Optional Requirements

  • Numba (0.49+) will be used if available and when installed without building the binary modules. In order to ensure that these are not built, you must set the environment variable ARCH_NO_BINARY=1 and install without the wheel.
export ARCH_NO_BINARY=1
python -m pip install arch

or if using Powershell on windows

$env:ARCH_NO_BINARY=1
python -m pip install arch
  • jupyter and notebook are required to run the notebooks

Installing

Standard installation with a compiler requires Cython. If you do not have a compiler installed, the arch should still install. You will see a warning but this can be ignored.

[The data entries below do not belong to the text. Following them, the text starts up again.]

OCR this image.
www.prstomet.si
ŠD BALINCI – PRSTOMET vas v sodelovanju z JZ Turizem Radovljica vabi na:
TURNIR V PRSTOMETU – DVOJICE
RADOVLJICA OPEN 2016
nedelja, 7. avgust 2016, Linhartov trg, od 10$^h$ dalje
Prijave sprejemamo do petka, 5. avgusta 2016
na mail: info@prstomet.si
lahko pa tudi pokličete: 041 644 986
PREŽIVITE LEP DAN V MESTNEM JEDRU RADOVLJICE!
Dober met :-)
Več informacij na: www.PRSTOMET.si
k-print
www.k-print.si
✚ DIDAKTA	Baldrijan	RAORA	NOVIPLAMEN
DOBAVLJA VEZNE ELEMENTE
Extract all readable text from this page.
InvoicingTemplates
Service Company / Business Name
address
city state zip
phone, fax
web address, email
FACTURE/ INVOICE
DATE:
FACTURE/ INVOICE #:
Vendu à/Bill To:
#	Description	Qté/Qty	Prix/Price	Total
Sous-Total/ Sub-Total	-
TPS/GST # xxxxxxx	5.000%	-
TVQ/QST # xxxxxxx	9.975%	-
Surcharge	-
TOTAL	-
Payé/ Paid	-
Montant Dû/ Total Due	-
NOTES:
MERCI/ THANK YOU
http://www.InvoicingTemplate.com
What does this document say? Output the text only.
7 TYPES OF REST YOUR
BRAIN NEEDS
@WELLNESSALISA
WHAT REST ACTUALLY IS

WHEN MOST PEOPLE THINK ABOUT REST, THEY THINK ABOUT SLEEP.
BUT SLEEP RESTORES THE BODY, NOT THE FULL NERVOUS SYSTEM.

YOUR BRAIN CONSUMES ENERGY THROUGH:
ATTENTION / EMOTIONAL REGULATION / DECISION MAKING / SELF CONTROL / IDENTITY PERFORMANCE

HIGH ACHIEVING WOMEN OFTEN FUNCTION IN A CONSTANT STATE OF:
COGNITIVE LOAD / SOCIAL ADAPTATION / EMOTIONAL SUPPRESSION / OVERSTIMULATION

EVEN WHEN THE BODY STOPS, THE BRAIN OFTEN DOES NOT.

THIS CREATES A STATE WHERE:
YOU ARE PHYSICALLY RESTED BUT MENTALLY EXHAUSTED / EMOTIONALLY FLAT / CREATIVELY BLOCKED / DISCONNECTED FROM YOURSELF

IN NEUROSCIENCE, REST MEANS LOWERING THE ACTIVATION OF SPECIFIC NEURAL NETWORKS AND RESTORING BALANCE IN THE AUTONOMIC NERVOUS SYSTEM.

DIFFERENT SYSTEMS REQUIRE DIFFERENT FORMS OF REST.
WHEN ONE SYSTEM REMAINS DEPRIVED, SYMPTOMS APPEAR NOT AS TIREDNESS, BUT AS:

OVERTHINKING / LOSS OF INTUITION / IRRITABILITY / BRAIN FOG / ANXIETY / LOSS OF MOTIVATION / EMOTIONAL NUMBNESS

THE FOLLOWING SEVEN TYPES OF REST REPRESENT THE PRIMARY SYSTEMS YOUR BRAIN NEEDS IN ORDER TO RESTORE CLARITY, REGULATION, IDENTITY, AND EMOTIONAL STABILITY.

If you don't have a compiler, numba is strongly recommended.

pip

Releases are available PyPI and can be installed with pip.

pip install arch

You can alternatively install the latest version from GitHub

pip install git+https://github.com/bashtage/arch.git

Setting the environment variable ARCH_NO_BINARY=1 can be used to disable compilation of the extensions.

Anaconda

conda users can install from conda-forge,

conda install arch-py -c conda-forge

Note: The conda-forge name is arch-py.

Windows

Building extension using the community edition of Visual Studio is simple when using Python 3.8 or later. Building is not necessary when numba is installed since just-in-time compiled code (numba) runs as fast as ahead-of-time compiled extensions.

Developing

The development requirements are:

  • Cython (0.29+, if not using ARCH_NO_BINARY=1, supports 3.0.0b2+)
  • pytest (For tests)
  • sphinx (to build docs)
  • sphinx-immaterial (to build docs)
  • jupyter, notebook and nbsphinx (to build docs)

Installation Notes

  1. If Cython is not installed, the package will be installed as-if ARCH_NO_BINARY=1 was set.
  2. Setup does not verify these requirements. Please ensure these are installed.